There was only ever one game vying for first place in my personal top five. Beer pong is the obvious winner. Many students are familiar with this game that is originally American and is played at house parties. The reason it’s so popular is because it’s sporty and competitive. That’s exactly why I love it so much.

I’m not the only one: Daniel is well known among his friends as being very good at the game. Last week, he even won a beer pong tournament. It’s not surprising, considering he even plays the game with his family. ‘My father is a pong fanatic. He usually wins because he’s allergic to gluten and can’t drink as much.’

Trick shot

Menno has also spent many an hour playing beer pong. One time, he even won 10 to nothing. That particular game only lasted two minutes. ‘My partner and I won after only three throws.’ He also got the ball in the last cup with a trick shot behind his back. ‘I was lifted up and carried through the club house as though I’d won the Champions League.’

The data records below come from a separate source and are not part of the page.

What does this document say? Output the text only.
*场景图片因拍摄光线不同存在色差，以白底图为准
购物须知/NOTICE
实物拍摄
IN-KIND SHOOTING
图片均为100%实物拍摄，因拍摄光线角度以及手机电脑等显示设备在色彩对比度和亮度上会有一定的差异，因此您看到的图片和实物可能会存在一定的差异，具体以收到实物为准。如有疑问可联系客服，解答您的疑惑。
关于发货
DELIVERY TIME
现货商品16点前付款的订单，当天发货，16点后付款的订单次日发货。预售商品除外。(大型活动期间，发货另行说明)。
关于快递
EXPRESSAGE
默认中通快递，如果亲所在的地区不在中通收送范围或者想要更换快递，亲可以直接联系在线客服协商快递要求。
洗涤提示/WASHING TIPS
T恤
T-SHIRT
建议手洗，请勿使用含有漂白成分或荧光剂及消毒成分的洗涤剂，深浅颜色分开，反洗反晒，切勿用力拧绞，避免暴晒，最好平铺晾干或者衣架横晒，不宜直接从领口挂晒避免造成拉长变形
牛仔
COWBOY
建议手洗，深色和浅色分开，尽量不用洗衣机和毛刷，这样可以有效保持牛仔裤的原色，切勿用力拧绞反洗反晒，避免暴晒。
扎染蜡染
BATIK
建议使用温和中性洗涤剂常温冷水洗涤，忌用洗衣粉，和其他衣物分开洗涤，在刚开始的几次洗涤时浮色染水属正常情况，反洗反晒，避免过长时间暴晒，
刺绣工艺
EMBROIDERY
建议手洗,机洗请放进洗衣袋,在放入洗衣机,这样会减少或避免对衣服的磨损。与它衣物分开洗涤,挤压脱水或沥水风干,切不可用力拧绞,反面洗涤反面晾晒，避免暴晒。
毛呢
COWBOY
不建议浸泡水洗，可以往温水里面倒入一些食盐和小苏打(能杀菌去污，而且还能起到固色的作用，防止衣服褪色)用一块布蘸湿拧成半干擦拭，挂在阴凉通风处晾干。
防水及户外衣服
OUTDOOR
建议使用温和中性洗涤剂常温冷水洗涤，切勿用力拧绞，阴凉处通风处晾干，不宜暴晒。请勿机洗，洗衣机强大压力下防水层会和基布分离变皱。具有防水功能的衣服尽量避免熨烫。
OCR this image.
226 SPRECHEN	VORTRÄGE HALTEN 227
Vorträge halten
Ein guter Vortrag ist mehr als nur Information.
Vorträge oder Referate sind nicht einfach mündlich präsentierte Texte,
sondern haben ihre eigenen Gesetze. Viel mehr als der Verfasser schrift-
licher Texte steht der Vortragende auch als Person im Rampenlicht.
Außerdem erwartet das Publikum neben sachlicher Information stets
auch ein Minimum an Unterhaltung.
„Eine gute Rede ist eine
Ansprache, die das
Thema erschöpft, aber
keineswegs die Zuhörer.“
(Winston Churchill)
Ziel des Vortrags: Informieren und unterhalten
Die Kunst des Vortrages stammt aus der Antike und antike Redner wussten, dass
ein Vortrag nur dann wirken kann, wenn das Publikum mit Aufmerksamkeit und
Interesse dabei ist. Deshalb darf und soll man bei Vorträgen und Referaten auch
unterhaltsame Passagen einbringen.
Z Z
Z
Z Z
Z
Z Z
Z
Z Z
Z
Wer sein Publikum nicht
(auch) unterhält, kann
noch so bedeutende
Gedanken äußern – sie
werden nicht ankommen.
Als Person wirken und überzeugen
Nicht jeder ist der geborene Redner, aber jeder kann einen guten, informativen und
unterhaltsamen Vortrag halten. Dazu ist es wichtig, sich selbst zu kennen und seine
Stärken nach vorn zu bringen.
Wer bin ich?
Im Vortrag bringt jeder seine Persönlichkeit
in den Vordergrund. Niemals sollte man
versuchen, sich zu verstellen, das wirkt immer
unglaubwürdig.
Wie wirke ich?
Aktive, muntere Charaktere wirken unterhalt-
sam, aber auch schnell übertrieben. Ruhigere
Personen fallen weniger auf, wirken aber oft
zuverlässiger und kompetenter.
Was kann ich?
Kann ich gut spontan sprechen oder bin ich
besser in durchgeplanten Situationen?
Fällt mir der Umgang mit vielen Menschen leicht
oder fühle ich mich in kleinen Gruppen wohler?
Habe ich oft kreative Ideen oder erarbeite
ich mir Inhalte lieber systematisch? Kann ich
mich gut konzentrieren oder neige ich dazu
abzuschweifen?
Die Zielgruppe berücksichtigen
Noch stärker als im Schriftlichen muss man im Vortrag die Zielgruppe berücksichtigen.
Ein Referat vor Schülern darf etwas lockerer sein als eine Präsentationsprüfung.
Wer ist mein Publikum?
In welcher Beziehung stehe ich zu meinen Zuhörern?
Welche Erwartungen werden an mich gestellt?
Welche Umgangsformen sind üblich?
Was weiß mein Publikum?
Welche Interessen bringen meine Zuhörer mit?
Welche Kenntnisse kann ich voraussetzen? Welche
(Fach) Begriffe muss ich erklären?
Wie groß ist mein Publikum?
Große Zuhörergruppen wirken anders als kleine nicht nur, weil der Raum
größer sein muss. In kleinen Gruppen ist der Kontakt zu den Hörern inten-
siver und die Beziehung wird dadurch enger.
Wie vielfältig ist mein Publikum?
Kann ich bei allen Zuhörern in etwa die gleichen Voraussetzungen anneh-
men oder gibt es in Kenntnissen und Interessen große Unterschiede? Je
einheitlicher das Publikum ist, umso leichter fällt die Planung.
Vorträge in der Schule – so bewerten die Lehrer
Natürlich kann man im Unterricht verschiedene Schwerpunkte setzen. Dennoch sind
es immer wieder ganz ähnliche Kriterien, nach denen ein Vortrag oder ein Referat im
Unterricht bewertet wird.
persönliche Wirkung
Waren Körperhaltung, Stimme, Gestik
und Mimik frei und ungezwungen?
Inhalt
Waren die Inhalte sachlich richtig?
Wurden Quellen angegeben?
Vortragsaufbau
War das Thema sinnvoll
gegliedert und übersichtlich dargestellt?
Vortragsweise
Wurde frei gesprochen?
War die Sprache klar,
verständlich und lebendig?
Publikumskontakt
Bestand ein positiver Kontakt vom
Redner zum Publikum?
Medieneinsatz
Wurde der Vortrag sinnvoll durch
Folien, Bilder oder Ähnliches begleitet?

Jesse plays beer pong every week with his association board. They even tracked the results, noting victories and the number of cups people hit. ‘The club still does this, even though we’ve long left the board.’

Loosen up

Beer pong doesn’t need to be competitive, though. ‘If you’re at a house party with people you don’t know very well, it’s a great way to get rid of that awkwardness’, says movement sciences student Anne Mae Schokker (20). ‘It’s a great physical game that loosens people up.’

Jelger Bijma (23), physics student, doesn’t take the game very seriously, either. ‘I was in the same tournament as Daniel, but I lost in the first round. I always enjoy the game, but I’m just not that good at it. But you win when you hit a cup and you win when you drink. That’s the great thing about beer pong.’